Detak
jantung Mi berdegup keras. Aliran darahnya berpacu dengan hormon adrenalin yang
melesat ke seluruh otot di tubuhnya. Sorot matanya teduh mengarah ke satu sosok
di depannya. Secara tak sadar kedua tangannya mempermainkan sapu tangan warna
ungu, warna yang sangat cocok dengan suasana hatinya saat itu.
Wo
tak berani menatap mata Mi. Sesekali di arahkan pandangannya ke sepeda motor
matic hitamnya, kemudian beralih memandang langit malam yang gelap berhiaskan
sebuah bulan yang sedang ndadari dan
bertabur milyaran bintang berkelap – kelip genit. Style Wo yang selama ini wagu, ra mutu, sarap, mendadak hilang
lenyap melayang ke langit yang gelap.
Supermarket
kecil di ujung jalan itu pun mulai sepi pembeli. Dua laki – laki pramuniaga supermarket
itu mulai berbenah, merapikan barang – barang di toko, menghitung penjualan
mereka hari itu, dan kemudian bersiap – siap untuk memberikan hak tubuh
mereka beristirahat.
Di
pelataran parkiran masih terlihat sebuah sepeda motor matic hitam dan sebuah
mobil keluaran pabrikan Korea warna abu – abu metalik.
“Wo....masih
ingat aku Wo?” dengan mengumpulkan keberanian yang tersisa dan memusnahkan rasa
gengsinya, Mi mencoba mencairkan suasana.
“Pertanyaanmu
retoris. Bagaimana aku bisa melupakan perempuan kedua yang pernah aku kirimi
surat, setelah Sibuku?”
Mi
terdiam, Wo pun diam.
Mi
mencuri – curi pandang ke arah Wo.
“Wo
masih seperti dulu, wajahnya masih sumringah, sok ngalem, cerdas, masih terlihat bengal tapi gak neko – neko, cuman sekarang tambah seksi
dengan perut buncit dan berkaca mata,” gumam Mi dalam hati.
“Wo,
aku minta maaf atas kejadian dulu itu. Kita tidak pernah
tahu apakah kejadian yang dulu itu baik bagi kita ataukah malah sebaliknya. Aku
bersyukur kita masih diberikan kebetulan yang menakjubkan seperti ini. Menurutku,
lebih baik kita berprasangka baik saja sama Allah, kan kata mu Allah itu sesuai
persangkaan kita?”
Mata
Wo perlahan – lahan diarahkan ke mata Mi. Wo melihat mata yang teduh, tegas,
cerdas, sedikit genit, bengal. Masih mata yang membuat hati Wo semrepet.
Dari
jendela mobil abu – abu metalik itu muncul tiga kepala bocah yang lucu dan menggemaskan.

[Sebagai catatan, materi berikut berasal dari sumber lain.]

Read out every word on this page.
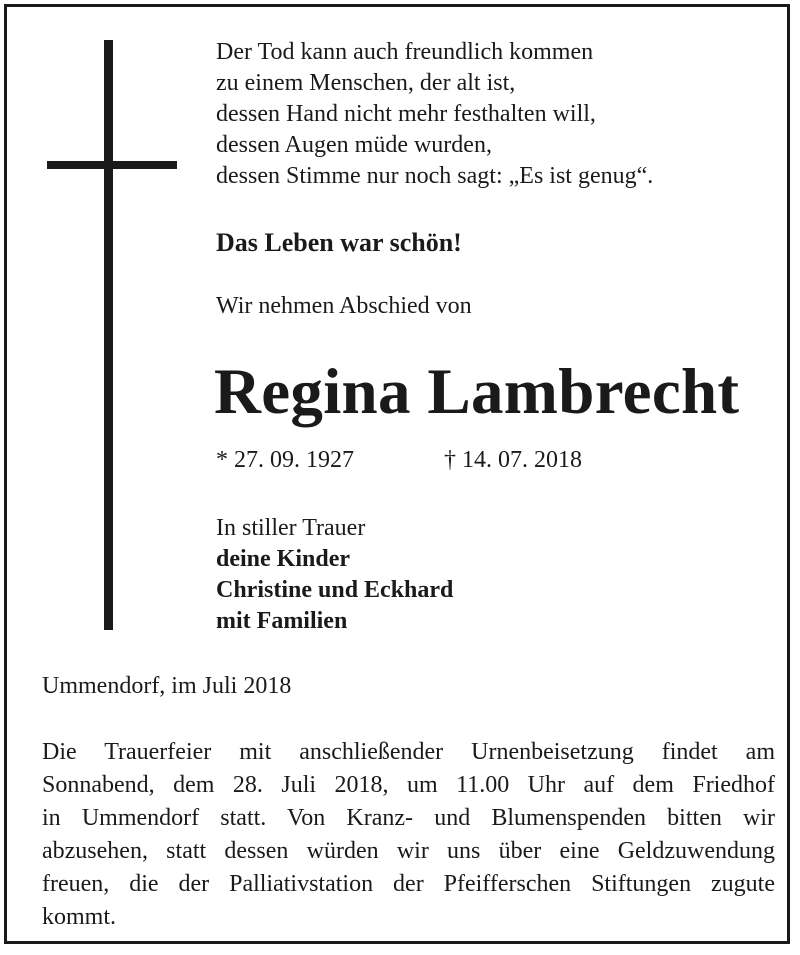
Der Tod kann auch freundlich kommen
zu einem Menschen, der alt ist,
dessen Hand nicht mehr festhalten will,
dessen Augen müde wurden,
dessen Stimme nur noch sagt: „Es ist genug“.
Das Leben war schön!
Wir nehmen Abschied von
Regina Lambrecht
* 27. 09. 1927	† 14. 07. 2018
In stiller Trauer
deine Kinder
Christine und Eckhard
mit Familien
Ummendorf, im Juli 2018
Die Trauerfeier mit anschließender Urnenbeisetzung findet am
Sonnabend, dem 28. Juli 2018, um 11.00 Uhr auf dem Friedhof
in Ummendorf statt. Von Kranz- und Blumenspenden bitten wir
abzusehen, statt dessen würden wir uns über eine Geldzuwendung
freuen, die der Palliativstation der Pfeifferschen Stiftungen zugute
kommt.
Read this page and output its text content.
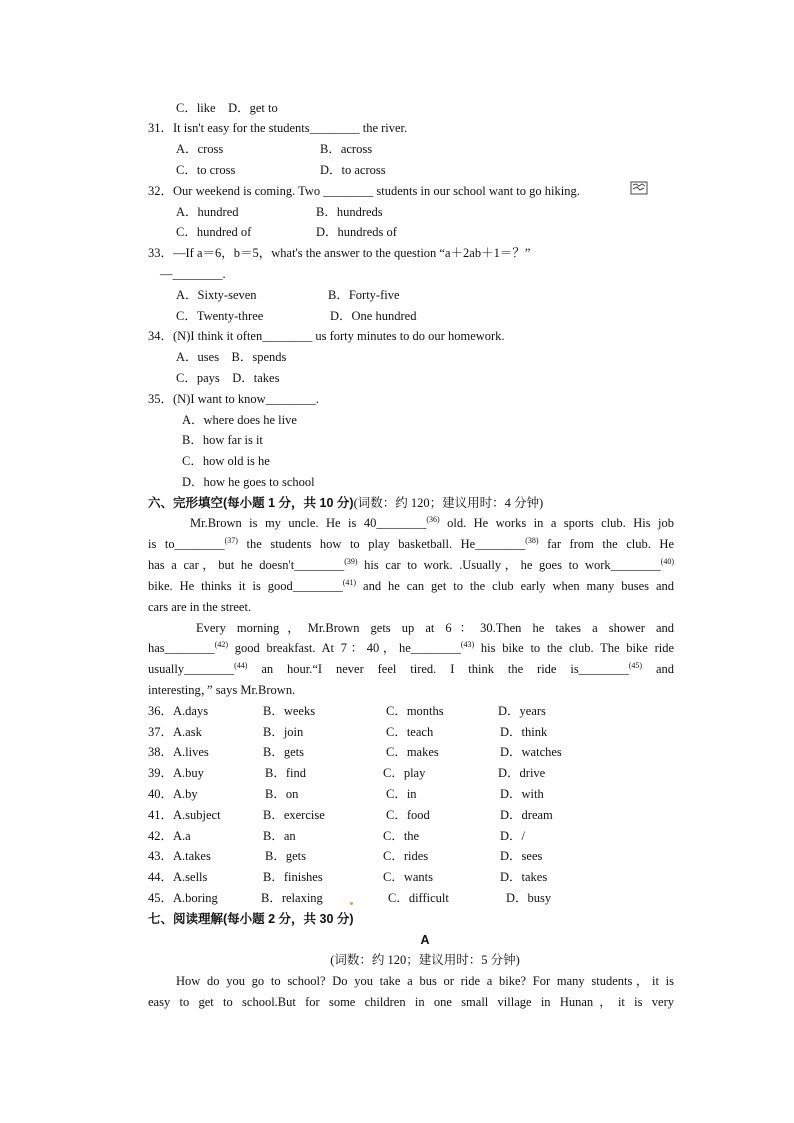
C．like    D．get to
31．It isn't easy for the students________ the river.
A．cross	B．across
C．to cross	D．to across
32．Our weekend is coming. Two ________ students in our school want to go hiking.
A．hundred	B．hundreds
C．hundred of	D．hundreds of
33．—If a＝6，b＝5，what's the answer to the question “a＋2ab＋1＝？”
—________.
A．Sixty-seven	B．Forty-five
C．Twenty-three	D．One hundred
34．(N)I think it often________ us forty minutes to do our homework.
A．uses    B．spends
C．pays    D．takes
35．(N)I want to know________.
A．where does he live
B．how far is it
C．how old is he
D．how he goes to school
六、完形填空(每小题 1 分，共 10 分)(词数：约 120；建议用时：4 分钟)
Mr.Brown is my uncle. He is 40________$^{(36)}$ old. He works in a sports club. His job
is to________$^{(37)}$ the students how to play basketball. He________$^{(38)}$ far from the club. He
has a car，but he doesn't________$^{(39)}$ his car to work. .Usually，he goes to work________$^{(40)}$
bike. He thinks it is good________$^{(41)}$ and he can get to the club early when many buses and
cars are in the street.
Every morning，Mr.Brown gets up at 6：30.Then he takes a shower and
has________$^{(42)}$ good breakfast. At 7：40，he________$^{(43)}$ his bike to the club. The bike ride
usually________$^{(44)}$ an hour.“I never feel tired. I think the ride is________$^{(45)}$ and
interesting，” says Mr.Brown.
36．A.days	B．weeks	C．months	D．years
37．A.ask	B．join	C．teach	D．think
38．A.lives	B．gets	C．makes	D．watches
39．A.buy	B．find	C．play	D．drive
40．A.by	B．on	C．in	D．with
41．A.subject	B．exercise	C．food	D．dream
42．A.a	B．an	C．the	D．/
43．A.takes	B．gets	C．rides	D．sees
44．A.sells	B．finishes	C．wants	D．takes
45．A.boring	B．relaxing	C．difficult	D．busy
七、阅读理解(每小题 2 分，共 30 分)
A
(词数：约 120；建议用时：5 分钟)
How do you go to school? Do you take a bus or ride a bike? For many students，it is
easy to get to school.But for some children in one small village in Hunan，it is very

Mereka berteriak memanggil Mi.
“Ups..krucil
ku sudah memanggil – manggil tuh. Aku pamit dulu ya.”
“Oh
iya Wo, aku titip sesuatu yang paling berharga di kamu. Jagain ya, kalau
waktunya tiba, tolong kembalikan ke aku. Aku tunggu.”
Wo
melepaskan pandangan ke langit, bulan yang lagi ndadari malam itu adalah bulan terindah yang pernah dilihatnya. Milyaran
kelap – kelip genit bintang di langit adalah harapan yang harus di raihnya,
meskipun sulit tapi bukanlah sesuatu yang tidak mungkin.
Mensemogakan
ketidakmungkinan menjadi kemungkinan.